This guide shows how to make sure your application and user credentials are secure.
Complete the OAuth App verification
The OAuth 2.0 scope for the Google Ads API is classified as a restricted scope, which means that you should complete the OAuth application verification process before productionizing your application. See the Google Identity documentation and Help Center article to learn more.
Secure the application credentials
You should secure your application's OAuth 2.0 client ID, and client secret. These credentials help your users and Google identify your application and thus they should be handled carefully. You should treat these application credentials like passwords. Don't share them using insecure mechanisms such as posting on public forums, sending configuration files containing these credentials in email attachments, hard coding the credentials, or committing them to a code repository. We recommend using a secret manager such as Google Cloud Secret manager or AWS Secret Manager when possible.
If your OAuth 2.0 client secrets are compromised, you can reset them. A developer token can also be reset.

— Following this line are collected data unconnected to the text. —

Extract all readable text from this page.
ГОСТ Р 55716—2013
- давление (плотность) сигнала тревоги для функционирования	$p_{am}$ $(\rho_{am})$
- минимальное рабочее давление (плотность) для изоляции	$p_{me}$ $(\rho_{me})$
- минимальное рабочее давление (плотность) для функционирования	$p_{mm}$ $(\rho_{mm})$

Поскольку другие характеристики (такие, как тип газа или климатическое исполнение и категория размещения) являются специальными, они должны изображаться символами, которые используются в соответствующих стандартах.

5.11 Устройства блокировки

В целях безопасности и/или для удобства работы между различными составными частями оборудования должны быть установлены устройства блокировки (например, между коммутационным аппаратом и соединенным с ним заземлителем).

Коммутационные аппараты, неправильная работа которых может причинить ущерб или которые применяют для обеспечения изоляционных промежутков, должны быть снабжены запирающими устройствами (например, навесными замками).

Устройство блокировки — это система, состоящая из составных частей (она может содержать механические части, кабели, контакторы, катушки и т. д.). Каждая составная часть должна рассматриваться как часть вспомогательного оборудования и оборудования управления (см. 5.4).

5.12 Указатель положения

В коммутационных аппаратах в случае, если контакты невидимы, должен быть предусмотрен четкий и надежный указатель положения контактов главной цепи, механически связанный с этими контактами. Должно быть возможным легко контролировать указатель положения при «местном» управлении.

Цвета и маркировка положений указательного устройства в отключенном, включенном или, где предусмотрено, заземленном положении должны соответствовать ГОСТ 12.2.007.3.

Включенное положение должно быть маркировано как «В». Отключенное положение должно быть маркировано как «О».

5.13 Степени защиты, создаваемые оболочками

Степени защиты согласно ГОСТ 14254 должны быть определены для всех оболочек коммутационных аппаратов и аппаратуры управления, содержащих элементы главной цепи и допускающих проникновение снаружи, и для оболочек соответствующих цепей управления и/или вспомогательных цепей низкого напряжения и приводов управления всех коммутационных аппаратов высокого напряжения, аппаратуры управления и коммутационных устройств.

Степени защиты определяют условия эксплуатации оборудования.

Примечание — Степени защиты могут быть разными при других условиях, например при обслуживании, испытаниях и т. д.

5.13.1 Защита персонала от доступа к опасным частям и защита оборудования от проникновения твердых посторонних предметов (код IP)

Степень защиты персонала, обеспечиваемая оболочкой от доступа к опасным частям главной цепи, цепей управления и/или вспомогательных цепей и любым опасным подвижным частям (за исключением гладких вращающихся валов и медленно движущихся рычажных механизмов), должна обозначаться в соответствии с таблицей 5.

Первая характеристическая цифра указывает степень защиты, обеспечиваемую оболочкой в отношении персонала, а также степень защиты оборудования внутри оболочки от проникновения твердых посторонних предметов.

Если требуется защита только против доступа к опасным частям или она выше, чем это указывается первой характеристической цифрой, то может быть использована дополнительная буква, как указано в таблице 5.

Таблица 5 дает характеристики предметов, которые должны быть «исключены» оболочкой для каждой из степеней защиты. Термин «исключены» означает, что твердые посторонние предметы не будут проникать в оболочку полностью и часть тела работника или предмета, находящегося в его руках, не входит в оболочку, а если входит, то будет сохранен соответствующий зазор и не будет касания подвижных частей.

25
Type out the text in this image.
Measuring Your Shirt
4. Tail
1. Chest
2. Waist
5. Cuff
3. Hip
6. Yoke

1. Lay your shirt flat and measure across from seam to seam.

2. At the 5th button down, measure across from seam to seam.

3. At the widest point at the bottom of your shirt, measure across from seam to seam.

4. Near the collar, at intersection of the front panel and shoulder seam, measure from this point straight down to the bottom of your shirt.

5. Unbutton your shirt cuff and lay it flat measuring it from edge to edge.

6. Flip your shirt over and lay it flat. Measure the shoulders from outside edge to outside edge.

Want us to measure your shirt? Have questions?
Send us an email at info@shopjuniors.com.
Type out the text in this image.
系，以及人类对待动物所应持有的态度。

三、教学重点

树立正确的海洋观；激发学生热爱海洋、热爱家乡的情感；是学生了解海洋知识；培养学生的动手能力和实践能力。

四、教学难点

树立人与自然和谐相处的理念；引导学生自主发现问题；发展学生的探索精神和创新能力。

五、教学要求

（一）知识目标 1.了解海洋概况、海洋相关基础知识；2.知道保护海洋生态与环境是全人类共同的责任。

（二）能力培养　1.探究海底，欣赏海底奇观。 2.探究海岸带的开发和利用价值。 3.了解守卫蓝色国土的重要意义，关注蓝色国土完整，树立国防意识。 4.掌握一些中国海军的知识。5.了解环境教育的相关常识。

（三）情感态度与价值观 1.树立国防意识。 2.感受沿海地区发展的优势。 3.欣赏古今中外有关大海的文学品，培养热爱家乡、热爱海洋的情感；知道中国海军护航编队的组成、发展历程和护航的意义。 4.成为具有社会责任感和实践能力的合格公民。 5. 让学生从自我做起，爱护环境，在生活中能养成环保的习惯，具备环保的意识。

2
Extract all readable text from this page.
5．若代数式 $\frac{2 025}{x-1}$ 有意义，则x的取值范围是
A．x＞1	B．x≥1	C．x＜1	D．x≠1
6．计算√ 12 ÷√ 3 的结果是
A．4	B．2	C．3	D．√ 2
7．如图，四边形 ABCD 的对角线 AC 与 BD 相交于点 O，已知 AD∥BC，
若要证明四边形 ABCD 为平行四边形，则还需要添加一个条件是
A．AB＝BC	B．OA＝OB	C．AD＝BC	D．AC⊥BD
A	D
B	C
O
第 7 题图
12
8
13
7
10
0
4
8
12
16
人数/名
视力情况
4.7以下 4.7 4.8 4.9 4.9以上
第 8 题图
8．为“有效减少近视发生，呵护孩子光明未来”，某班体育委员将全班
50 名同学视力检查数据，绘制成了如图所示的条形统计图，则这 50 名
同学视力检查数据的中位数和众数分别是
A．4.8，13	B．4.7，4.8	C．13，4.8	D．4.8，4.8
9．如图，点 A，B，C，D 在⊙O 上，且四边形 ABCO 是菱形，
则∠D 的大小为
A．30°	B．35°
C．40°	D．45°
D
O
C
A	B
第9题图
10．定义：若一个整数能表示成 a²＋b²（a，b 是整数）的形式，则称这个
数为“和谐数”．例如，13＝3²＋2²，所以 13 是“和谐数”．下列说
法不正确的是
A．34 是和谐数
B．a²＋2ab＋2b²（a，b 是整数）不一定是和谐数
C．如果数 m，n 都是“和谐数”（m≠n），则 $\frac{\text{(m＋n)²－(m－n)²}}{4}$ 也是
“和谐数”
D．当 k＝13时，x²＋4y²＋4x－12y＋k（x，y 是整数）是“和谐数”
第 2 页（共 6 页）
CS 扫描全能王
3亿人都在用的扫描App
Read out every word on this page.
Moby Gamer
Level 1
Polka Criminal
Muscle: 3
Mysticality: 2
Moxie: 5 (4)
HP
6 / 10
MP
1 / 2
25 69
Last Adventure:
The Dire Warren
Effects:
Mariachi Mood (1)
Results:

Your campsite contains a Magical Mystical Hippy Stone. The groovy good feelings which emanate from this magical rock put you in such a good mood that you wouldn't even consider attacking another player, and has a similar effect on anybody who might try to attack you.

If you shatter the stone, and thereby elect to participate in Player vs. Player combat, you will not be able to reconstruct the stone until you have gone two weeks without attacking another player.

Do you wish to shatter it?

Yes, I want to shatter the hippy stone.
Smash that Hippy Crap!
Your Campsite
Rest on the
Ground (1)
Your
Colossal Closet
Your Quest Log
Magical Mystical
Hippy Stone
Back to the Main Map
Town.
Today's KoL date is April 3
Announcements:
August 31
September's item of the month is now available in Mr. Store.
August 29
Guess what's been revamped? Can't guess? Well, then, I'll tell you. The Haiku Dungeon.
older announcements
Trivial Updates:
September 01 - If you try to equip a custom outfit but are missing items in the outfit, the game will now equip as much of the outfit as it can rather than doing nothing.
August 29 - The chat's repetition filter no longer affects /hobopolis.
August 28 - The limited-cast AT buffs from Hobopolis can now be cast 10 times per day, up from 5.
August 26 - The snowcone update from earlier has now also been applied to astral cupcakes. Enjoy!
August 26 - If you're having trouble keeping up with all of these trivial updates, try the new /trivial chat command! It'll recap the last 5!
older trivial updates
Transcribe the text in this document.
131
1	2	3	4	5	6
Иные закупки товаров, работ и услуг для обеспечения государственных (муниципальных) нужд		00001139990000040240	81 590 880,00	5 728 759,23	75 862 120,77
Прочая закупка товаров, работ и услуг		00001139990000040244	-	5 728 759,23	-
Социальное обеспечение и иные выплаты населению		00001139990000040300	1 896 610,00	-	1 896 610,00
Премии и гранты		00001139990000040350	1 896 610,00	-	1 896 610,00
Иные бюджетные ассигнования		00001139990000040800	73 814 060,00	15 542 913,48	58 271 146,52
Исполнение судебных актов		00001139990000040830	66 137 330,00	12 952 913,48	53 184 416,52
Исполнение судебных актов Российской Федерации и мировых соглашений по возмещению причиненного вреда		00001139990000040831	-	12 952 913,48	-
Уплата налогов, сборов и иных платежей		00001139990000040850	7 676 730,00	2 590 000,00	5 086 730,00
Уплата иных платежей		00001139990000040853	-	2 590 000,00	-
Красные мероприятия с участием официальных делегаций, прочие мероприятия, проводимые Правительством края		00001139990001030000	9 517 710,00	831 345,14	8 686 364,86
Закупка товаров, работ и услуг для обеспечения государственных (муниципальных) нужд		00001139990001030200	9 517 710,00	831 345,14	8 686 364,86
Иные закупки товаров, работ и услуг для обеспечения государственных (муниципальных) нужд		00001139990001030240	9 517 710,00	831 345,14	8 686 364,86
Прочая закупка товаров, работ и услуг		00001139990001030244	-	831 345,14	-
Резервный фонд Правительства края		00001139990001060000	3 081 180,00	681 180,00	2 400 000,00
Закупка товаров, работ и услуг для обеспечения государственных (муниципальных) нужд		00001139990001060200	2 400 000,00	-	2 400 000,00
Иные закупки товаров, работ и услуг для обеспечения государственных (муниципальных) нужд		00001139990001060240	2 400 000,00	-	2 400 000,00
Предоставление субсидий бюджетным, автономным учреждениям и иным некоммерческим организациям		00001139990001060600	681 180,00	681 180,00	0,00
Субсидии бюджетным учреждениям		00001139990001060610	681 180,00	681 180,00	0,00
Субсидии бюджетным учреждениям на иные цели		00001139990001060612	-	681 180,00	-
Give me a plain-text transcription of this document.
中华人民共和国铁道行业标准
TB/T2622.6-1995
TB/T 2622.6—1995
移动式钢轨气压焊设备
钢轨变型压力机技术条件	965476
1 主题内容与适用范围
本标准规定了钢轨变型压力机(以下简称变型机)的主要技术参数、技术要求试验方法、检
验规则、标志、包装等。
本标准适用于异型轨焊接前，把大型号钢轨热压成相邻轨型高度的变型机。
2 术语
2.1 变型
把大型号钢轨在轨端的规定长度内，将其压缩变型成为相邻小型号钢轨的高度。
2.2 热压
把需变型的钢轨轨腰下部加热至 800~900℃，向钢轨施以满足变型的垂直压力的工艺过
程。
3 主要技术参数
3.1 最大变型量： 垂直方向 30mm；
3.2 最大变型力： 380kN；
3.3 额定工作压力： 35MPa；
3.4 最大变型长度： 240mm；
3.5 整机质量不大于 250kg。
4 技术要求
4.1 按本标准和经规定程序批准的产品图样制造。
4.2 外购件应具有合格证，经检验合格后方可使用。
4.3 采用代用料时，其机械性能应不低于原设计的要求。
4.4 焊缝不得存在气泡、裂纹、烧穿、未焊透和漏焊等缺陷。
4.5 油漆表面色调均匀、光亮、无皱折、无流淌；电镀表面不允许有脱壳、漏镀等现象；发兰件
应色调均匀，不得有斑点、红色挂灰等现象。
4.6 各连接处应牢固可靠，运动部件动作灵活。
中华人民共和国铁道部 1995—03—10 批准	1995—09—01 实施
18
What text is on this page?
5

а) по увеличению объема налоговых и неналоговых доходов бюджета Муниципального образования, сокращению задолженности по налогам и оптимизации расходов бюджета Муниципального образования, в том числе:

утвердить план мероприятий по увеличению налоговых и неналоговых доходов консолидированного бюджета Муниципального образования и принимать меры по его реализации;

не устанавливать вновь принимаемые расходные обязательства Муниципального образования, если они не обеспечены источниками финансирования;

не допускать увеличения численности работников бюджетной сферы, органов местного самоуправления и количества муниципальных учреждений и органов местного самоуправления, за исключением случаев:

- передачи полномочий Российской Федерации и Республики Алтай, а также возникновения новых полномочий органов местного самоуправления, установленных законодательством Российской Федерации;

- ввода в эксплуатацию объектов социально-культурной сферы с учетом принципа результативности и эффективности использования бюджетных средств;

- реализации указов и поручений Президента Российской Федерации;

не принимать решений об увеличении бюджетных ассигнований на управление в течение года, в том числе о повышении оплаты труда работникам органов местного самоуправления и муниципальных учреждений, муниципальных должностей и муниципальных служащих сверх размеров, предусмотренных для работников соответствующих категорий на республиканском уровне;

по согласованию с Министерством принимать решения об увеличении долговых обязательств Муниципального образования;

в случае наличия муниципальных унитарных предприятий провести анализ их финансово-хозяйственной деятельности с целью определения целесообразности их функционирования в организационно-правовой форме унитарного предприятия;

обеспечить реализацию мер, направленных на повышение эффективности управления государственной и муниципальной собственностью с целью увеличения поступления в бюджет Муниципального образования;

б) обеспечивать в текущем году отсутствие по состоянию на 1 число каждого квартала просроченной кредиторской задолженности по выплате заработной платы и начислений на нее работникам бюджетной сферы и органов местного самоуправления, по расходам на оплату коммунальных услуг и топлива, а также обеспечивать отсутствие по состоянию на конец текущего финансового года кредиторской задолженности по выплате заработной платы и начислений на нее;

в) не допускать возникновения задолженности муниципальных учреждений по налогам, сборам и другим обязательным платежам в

Secure the developer token
The developer token lets you make API calls to an account, but has no restrictions on which accounts it can be used with to make the calls. As a result, a compromised developer token can be used by someone else to make calls that are attributed to your application. To avoid this scenario, take these preventive measures:
Treat your developer token like a password. Don't share it using insecure mechanisms such as posting on public forums or sending configuration files containing the developer tokens as an email attachment. We recommend using a secret manager such as Google Cloud Secret manager or AWS Secret Manager when possible.
If your developer token is compromised, you should reset it.
- Sign in to the Google Ads manager account that you used when applying for Google Ads API.
- Navigate to Tools & Settings > API Center.
- Click the drop-down arrow next to Developer token.
- Click the Reset token link. Your old developer token should stop working immediately.
- Update your application's production configuration to use the new developer token.
Secure the service accounts
Service accounts require domain-wide impersonation to work correctly with the Google Ads API, In addition, you should be a Google Workspace customer to set up domain-wide impersonation. For these reasons, we recommend against using service accounts when making Google Ads API calls. However, if you decide to use service accounts, you should secure them as follows:
Treat your service account key and JSON file as passwords. Secure them using a secret manager such as Google Cloud Secret manager or AWS Secret Manager when possible.
Follow the additional best practices from Google Cloud to secure and manage your service accounts.
Secure the user tokens
If your app authorizes multiple users, you should take additional steps to protect the users' refresh and access tokens. Store the tokens securely at rest and never transmit them in plain text. Use a secure storage system appropriate for your platform.
Handle refresh token revocation and expiration
If your app requests OAuth 2.0 refresh token as part of authorization, you must also handle their invalidation or expiration. Refresh tokens could be invalidated for various reasons, and your application should respond gracefully either by reauthorizing the user during their next login session, or cleaning up their data as appropriate. Offline jobs, such as cron jobs, should detect and record accounts whose refresh tokens have expired, instead of continuing to make failed requests. Google might throttle applications that generate high levels of errors over a sustained period of time to maintain the stability of the API servers.
Manage consent for multiple scopes
If your app requests authorization for multiple OAuth 2.0 scopes, the user might not grant all the OAuth scopes you've requested. Your app should handle the denial of scopes by disabling the relevant features. You can prompt the user again only after they've clearly indicated an intent to use the specific feature that requires the scope. Use incremental authorization to request appropriate OAuth scopes in such cases.
If your app's basic features require multiple scopes, explain this requirement to the user before prompting for consent.